Editore: HarperCollins, Milano
Anno: 2021
Prezzo: €17
Pagine: 219
Ormai non si contano più i romanzi, le biografie – o autobiografie – i saggi che ruotano attorno al tema del padre. E’ bello che sia così, è una novità storica che va di pari passo con la “scoperta” della paternità e del suo (a lungo trascurato) valore. E dunque ben venga anche questo libro di Giulio Perrone, fondatore della omonima casa editrice, che sul filo dei ricordi parla di sé e di suo padre: un rapporto dove non tutto andava liscio, ché le critiche (paterne), la voglia di libertà (del figlio), i silenzi, le incomprensioni non mancavano. Le idee sul futuro del figlio (il tipo di donna, lo studio, la professione…) non coincidono con quelle del ragazzo, come quasi mai accade (“ha trasposto su di me i suoi sogni, l’aspettativa frustrata”); e quel ragazzo, come quasi sempre accade, un po’ vi soggiace e un po’ combatte il “fascino segreto e pericoloso che si annida nella necessità di un figlio di rendere fiero il padre”.

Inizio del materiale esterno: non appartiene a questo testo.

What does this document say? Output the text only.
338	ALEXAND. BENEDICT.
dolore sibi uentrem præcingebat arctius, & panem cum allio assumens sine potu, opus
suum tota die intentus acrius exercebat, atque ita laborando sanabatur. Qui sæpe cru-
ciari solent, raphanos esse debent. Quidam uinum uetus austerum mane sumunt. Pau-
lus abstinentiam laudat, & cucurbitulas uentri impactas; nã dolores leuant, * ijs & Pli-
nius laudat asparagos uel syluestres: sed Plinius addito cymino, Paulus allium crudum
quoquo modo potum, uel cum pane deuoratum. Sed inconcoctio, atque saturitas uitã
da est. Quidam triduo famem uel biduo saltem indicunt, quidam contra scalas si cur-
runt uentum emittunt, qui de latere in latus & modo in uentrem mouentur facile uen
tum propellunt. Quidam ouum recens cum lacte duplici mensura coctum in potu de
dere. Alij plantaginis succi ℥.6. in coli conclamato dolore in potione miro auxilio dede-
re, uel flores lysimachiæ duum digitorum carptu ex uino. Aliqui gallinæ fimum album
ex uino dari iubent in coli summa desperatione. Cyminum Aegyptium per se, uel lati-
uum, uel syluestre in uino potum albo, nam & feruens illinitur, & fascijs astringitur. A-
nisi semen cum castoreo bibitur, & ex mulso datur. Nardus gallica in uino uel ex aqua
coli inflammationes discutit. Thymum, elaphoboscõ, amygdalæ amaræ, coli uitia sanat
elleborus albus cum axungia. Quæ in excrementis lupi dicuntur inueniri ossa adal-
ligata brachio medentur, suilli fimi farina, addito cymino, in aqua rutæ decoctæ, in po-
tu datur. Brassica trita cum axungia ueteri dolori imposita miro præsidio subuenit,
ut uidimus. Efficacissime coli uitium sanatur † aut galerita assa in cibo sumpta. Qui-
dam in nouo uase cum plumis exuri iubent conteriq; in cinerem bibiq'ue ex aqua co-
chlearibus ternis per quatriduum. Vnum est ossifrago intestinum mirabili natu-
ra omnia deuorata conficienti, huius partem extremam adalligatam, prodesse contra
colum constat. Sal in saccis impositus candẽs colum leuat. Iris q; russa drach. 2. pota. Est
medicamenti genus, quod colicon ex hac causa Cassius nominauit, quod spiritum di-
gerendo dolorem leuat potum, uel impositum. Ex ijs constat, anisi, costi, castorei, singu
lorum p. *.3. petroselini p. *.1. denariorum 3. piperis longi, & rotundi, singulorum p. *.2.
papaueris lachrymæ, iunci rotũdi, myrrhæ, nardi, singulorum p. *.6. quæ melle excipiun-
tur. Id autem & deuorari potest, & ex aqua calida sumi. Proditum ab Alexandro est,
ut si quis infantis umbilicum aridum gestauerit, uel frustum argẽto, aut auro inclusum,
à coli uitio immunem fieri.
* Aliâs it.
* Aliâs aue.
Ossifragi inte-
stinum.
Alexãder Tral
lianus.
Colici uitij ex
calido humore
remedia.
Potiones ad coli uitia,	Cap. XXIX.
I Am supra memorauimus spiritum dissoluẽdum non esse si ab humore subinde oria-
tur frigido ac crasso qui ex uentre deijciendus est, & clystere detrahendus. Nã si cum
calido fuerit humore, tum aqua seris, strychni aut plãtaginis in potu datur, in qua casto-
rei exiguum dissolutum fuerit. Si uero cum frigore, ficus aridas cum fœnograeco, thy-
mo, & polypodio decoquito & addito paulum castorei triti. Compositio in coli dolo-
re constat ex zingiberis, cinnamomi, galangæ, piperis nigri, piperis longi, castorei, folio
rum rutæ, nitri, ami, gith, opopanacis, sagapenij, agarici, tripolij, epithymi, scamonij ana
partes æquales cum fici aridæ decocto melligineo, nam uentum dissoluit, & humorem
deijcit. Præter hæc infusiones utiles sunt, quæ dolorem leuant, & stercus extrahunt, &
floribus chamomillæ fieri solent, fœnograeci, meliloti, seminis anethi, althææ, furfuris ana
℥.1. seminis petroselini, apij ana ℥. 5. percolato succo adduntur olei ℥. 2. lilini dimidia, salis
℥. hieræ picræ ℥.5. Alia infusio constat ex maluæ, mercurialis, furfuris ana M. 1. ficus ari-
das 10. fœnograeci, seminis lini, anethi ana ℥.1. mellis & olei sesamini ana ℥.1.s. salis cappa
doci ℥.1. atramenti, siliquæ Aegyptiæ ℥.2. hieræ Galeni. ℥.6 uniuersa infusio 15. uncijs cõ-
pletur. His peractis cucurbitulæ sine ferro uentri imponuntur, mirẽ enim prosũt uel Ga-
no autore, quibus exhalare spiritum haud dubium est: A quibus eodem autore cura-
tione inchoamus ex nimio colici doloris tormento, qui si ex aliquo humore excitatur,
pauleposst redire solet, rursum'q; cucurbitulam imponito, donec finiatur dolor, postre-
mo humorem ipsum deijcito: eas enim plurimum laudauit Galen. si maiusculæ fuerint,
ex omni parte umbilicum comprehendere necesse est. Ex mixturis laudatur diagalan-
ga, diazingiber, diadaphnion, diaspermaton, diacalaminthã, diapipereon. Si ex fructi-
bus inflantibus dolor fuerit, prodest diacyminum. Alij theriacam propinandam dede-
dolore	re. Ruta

Ora però il padre muore, e non lo sa, divorato da un tumore a 56 anni. E il rapporto diventa ancora più difficile, perché amore, pena, rabbia, rimorso, senso di colpa ed anche rancore e insofferenza sono un mix micidiale condito nei ricordi. Ricordi particolari, quelli che si vivono nei confronti di un genitore (e ancor più di un genitore che muore). Perché il ricordo di un amico, che puoi insultare, o anche picchiare, “prima o poi sfuma”. “Ma con un padre non funziona così, l’ho capito negli anni. Ogni dettaglio si cristallizza, rimane nell’aria per poi riaccendersi quando respiri anche solo un briciolo di quel ricordo”. E allora è – per esempio – il ricordo di un Natale organizzato sapendo che sarà l’ultimo insieme a lui, che sembra allegro, con il pensiero di che regalo fare a un uomo che perde le forze ogni giorno ed è tornato un bambino, un uomo-bambino nel quale il figlio non riconosce più il padre; con la rabbia dolorosa (rabbia e dolore in certe circostanze vanno spesso insieme) nei confronti della madre che, pur laureata in medicina, specializzata in chirurgia, “sembrava disposta a credere anche a Wanna Marchi, pur di salvarlo”. Oppure il ricordo della “banda” di amici del padre: Godzilla, il Verme, Karate, America (quello del titolo)… Amici con i quali si vive tutto: le partite di pallone, il tifo, l’iniziazione sessuale con Nella, i film al Rialto (i meno giovani lo ricordano bene, quel cinema tra Piazza Venezia e Via Nazionale, dove se stavi in Galleria non vedevi nulla per il denso fumo di sigarette che saliva dalla platea), le gare alla guida del “Cinquino”: dallo stadio Olimpico su verso Monte Mario fino a Piazzale Clodio e poi a tutta birra per il Lungotevere, verso il traguardo.
Due strade parallele e insieme sovrapposte: capitoli in carattere tondo quelli della vita del figlio, in corsivo quelli che ricostruiscono la vita di Giampiero, il padre. E sullo sfondo degli anni ’60 e ’70 l’eterno confronto fra padre e figlio (quel confronto che oggi è così appiattito e appannato), che è – o era – una tappa importante del proprio sviluppo. Perché “non c’è niente di più stimolante che combattere una battaglia, difficile o persa in partenza, con qualcuno che non è lì per colpirti ma per aiutarti. Qualcuno che non smonta le tue idee per odio o per sadico piacere, ma perché vuole il tuo bene”.
Un libro straziante e mai lamentoso, un mezzo per fare pace con il passato, con il non detto che sempre rimane come strascico alla morte del padre. Era “un’ossessione” – ha confessato l’autore in una intervista – che si portava dietro da anni. Poche cose come lo scriverne aiuta a fare pace con se stesso, visto che “non esiste via di fuga dalla propria vita”.